Mike and Colleen Miller, the married couple (he’s the vice president and she’s the program director and president) behind Music Box Supper Club, the new club and restaurant that’s set to open on the West Bank of the Flats in August, just got some good news. The city approved their plans to put a tin awning on the club’s front entrance. That’ll help give off a casual, riverside vibe, which is what they say they’re going for. They intend for the club to be fancy—but not too fancy.
“I think it’s cool because it’s going to be a combination of listening [environments],” Colleen Miller says of the new club one recent afternoon over lunch at Shooters, which sits in the same building as the Music Box. “It’s not overly pristine.” While Cleveland already includes a proliferation of clubs and venues, the duo stands a good chance of finding a niche on the local market and brings years of experience to the table.
Together, they owned a Chicago blues club in the early ’90s after Mike Miller, an advertising executive for many years, had what he calls a “mid-life crisis and quit the day job.” Among their many notable bookings: a then-unknown jam band called Phish played the joint. They also booked acts such as Blues Traveler and the Spin Doctors as those bands were on their way up. After selling the club, Colleen Miller turned her talents to the Chicago Folk and Blues Festival, and Mike Miller went back into marketing. Colleen Miller would eventually land at the Old Town School of Folk Music and then City Winery, two Chicago establishments known for nurturing quality music in the singer-songwriter and jazz/rock/folk realms.
“When I’m in Chicago, I still love going to City Winery more than any other place,” she says. “Our club will be a little bit different, but it’s my inspiration piece, if you were watching the Martha Stewart channel.”
About five years ago, the Millers moved to Cleveland, where Mike Miller grew up (he half-jokingly claims he discovered the Flats in the early 1970s when he and his buddies used to drink at the sailor bars and bragged about how easy it was to be served even if you were underage).
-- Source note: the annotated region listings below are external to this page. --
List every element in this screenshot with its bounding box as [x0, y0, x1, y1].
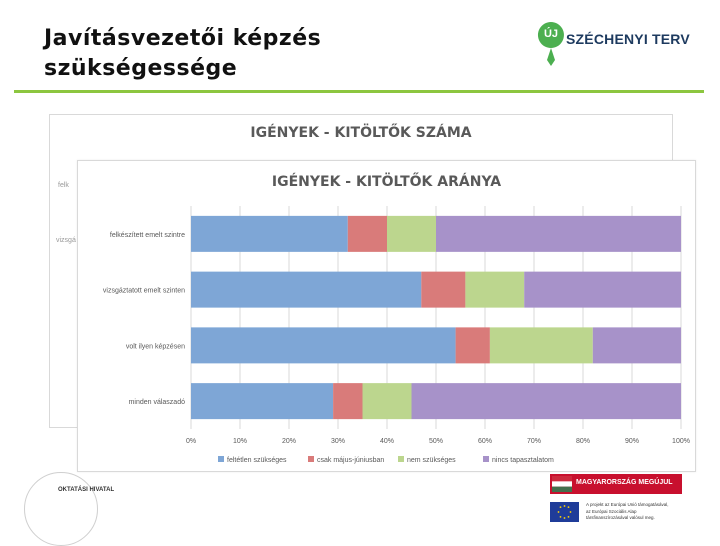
legend-swatch	[483, 456, 489, 462]
x-tick-label: 50%	[429, 438, 443, 445]
magyarorszag-megujul-badge	[550, 474, 682, 494]
x-tick-label: 10%	[233, 438, 247, 445]
legend-swatch	[218, 456, 224, 462]
x-tick-label: 90%	[625, 438, 639, 445]
logo-badge: ÚJ	[543, 28, 559, 40]
bar-segment	[436, 215, 681, 252]
x-tick-label: 60%	[478, 438, 492, 445]
category-label: felkészített emelt szintre	[110, 232, 185, 239]
slide-title: Javításvezetői képzés szükségessége	[44, 24, 321, 84]
category-label: minden válaszadó	[129, 399, 186, 406]
back-chart-label-1: felk	[58, 182, 69, 189]
bar-segment	[455, 327, 490, 364]
bar-segment	[191, 383, 334, 420]
category-label: vizsgáztatott emelt szinten	[103, 288, 185, 295]
slide-title-line-1: Javításvezetői képzés	[44, 26, 322, 51]
legend-label: nem szükséges	[407, 457, 456, 464]
bar-segment	[421, 271, 466, 308]
bar-segment	[411, 383, 681, 420]
bar-segment	[362, 383, 412, 420]
legend-swatch	[308, 456, 314, 462]
oktatasi-hivatal-logo-circle	[24, 472, 98, 546]
bar-segment	[489, 327, 593, 364]
eu-funding-line-2: az Európai Szociális Alap	[586, 508, 637, 514]
bar-segment	[465, 271, 525, 308]
category-label: volt ilyen képzésen	[126, 343, 185, 350]
bar-segment	[191, 215, 348, 252]
legend-label: feltétlen szükséges	[227, 457, 287, 464]
eu-flag-icon	[550, 502, 579, 522]
szechenyi-logo	[537, 22, 564, 66]
bar-segment	[191, 271, 422, 308]
logo-text: SZÉCHENYI TERV	[566, 31, 690, 47]
x-tick-label: 0%	[186, 438, 196, 445]
chart-title: IGÉNYEK - KITÖLTŐK ARÁNYA	[271, 174, 502, 190]
x-tick-label: 20%	[282, 438, 296, 445]
oktatasi-hivatal-label: OKTATÁSI HIVATAL	[58, 487, 115, 493]
eu-funding-text: A projekt az Európai Unió támogatásával,…	[586, 502, 686, 522]
title-divider	[14, 90, 704, 93]
eu-funding-line-3: társfinanszírozásával valósul meg.	[586, 515, 655, 520]
legend-label: csak május-júniusban	[317, 457, 384, 464]
hungarian-flag-icon	[552, 476, 572, 492]
back-chart-label-2: vizsgá	[56, 237, 76, 244]
x-tick-label: 80%	[576, 438, 590, 445]
bar-segment	[387, 215, 436, 252]
x-tick-label: 30%	[331, 438, 345, 445]
chart-plot: 0% 10% 20% 30% 40% 50% 60% 70% 80% 90% 100% felkész…	[103, 206, 690, 464]
x-tick-label: 70%	[527, 438, 541, 445]
bar-segment	[333, 383, 363, 420]
legend-swatch	[398, 456, 404, 462]
front-chart-card: IGÉNYEK - KITÖLTŐK ARÁNYA 0% 10% 20% 30% 40%…	[77, 160, 696, 472]
logo-pin-icon	[537, 22, 564, 66]
eu-funding-line-1: A projekt az Európai Unió támogatásával,	[586, 502, 669, 507]
back-chart-title: IGÉNYEK - KITÖLTŐK SZÁMA	[250, 125, 472, 141]
bar-segment	[191, 327, 456, 364]
magyarorszag-megujul-label: MAGYARORSZÁG MEGÚJUL	[576, 479, 673, 486]
bar-segment	[592, 327, 681, 364]
x-tick-label: 100%	[672, 438, 690, 445]
x-tick-label: 40%	[380, 438, 394, 445]
bar-segment	[524, 271, 681, 308]
legend-label: nincs tapasztalatom	[492, 457, 554, 464]
bar-segment	[347, 215, 387, 252]
slide-title-line-2: szükségessége	[44, 56, 238, 81]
Their neighbor who works for a commercial real estate firm mentioned that Jeff Jacobs, who owns most of the property on the West Bank of the Flats, was looking for a tenant for the space that was occupied by the dance club Coconuts.
“We wanted to do something in Cleveland,” Mike Miller says. “Our neighbor said he had a space. We came down and met with a representative of Jacobs’ Nautica Complex management group, and he had done his homework and knew about us and City Winery. He was interested in the concept. They wanted an adult sit-down place. We were driving home on the Shoreway and we thought it was calling our name. Somebody had to do something about the space.” The Millers wrote up a business plan and got some local investors to help them put together the money to renovate the place.
They’ve completely gutted it to install new electrical and plumbing and create a stage on both the first and second floor. "The people who stepped up to help put together the financing are Cleveland boosters who love Cleveland and love music," Mike Miller says. "They are mostly people who run businesses from across the region who love music, food and Cleveland. They wanted to make something happen that is going to make the city proud. I’m proud of the investor group we put together."
So far, they’ve announced about 20 shows. The alt-country act honeyhoney (Aug. 15) kicks things off. Other highlights include David Lowery’s alt-rock act Cracker (Aug. 17), Canadian folk icon Bruce Cockburn (Aug. 20), Rock and Roll Hall of Famer Mavis Staples (Aug. 21), Ukrainian folk-punk act DakhaBrakha (Aug. 22) and folk-punk singer Billy Bragg (Sept. 15). A special four-night residency with X — during which the Los Angeles punk band will play its first four albums, one per show —is also slated for Sept. 9 to 12. Justin Currie of the Scottish rock band Del Amitri makes a rare appearance in town on Sept. 16. New Orleans music legend Allen Toussaint will perform with the Preservation Hall Jazz Band (Oct. 14). It’s an impressive lineup for a club with an unproven track record.
“To me, it’s about the total experience,” says Miller. “The concerts will go off at 7 or 8. You won’t be waiting around until 11 p.m. like a lot of places are doing. It’s going to be the perfect evening out. You’ll have easy parking, a great meal, great music and you’re home in bed by 11 or 11:30. You’ll see artists who’ll really knock your socks off in a real intimate setting. The artists love it too. They love these rooms that offer more intimate experiences. And we have these magical views. You have good music and a great bottle of wine. People are so busy that they go out and you better experience something memorable. People are going to walk out of the place and go, ‘Wow.’”
Colleen Miller agrees.
“We want to make sure we provide something worth their time and money,” she says. “People are really passionate about live music here.”